In the last and shortest meeting of the school year, the Academic Council heard a series of updates from university leaders about a number of projects and initiatives.

John Simon, chair of the Academic Priorities Committee, spoke about the committee's work over the last two years. During his time as chair, Simon said, the committee has evolved from a provost advisory group into a stronger voice that has helped set important university priorities during the strategic planning period. Simon, who also chairs the Department of Chemistry, said during the past two years meetings have been filled with lively debate with the provost over issues like strategic planning and administrative responses to departmental issues.

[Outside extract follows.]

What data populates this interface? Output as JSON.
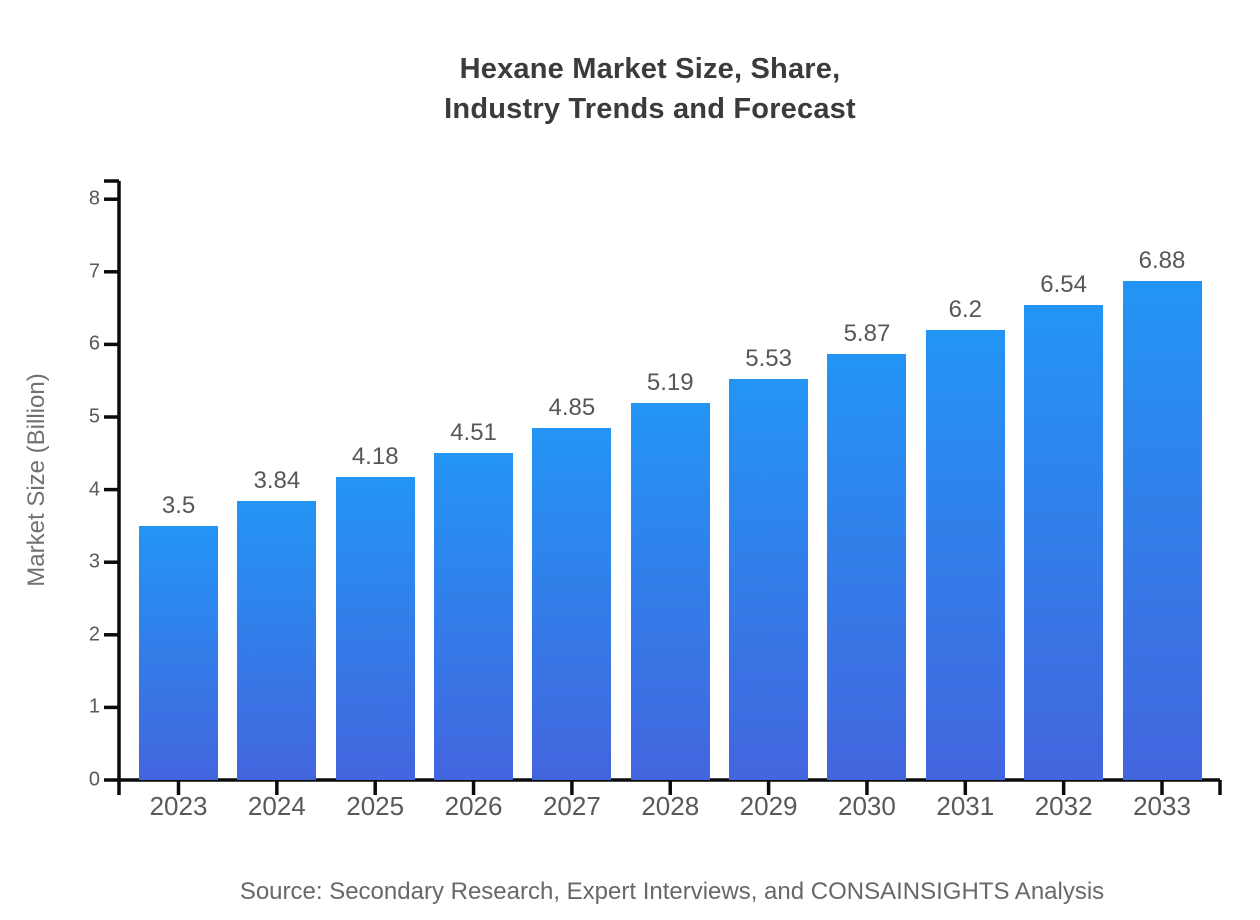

The council also received reports from two senior administrators. The first was from William Chafe, dean of the faculty of arts and sciences, who updated the council on the progress of residential life changes. The presentation, which stressed the residential plan's efforts to confront segregation on West Campus, met with only a handful of faculty comments and questions.

President Nan Keohane also briefly attended the meeting to update the faculty on the administrative response to demands by members of Duke Student Movement. Keohane explained that a number of task forces and committees will begin to investigate issues such as student social space, black faculty recruitment and campus climate.

John Staddon, James B. Duke professor of experimental psychology, suggested that administrators might be addressing the wrong set of problems. Instead, Staddon said administrators should consider why protesters did not transform the debate over the publications of an anti-reparations advertisement in The Chronicle into an academic discussion.

"What is wrong with their education that they would react this way?" he asked. "This could signal that we have not given them a proper education."

Several council members, however, argued that the advertisement controversy served only as an indicator of much larger troubles on campus.

Council Chair Peter Burian, a professor of classical studies, also announced that Vice Provost for Academics and Administrative Services Judith Ruderman will head a search committee to find a successor for William King, the University archivist. King, the University's first archivist, will step down after thirty years in December.

The council also approved the nominations of candidates for various degrees from each of the University's eight schools.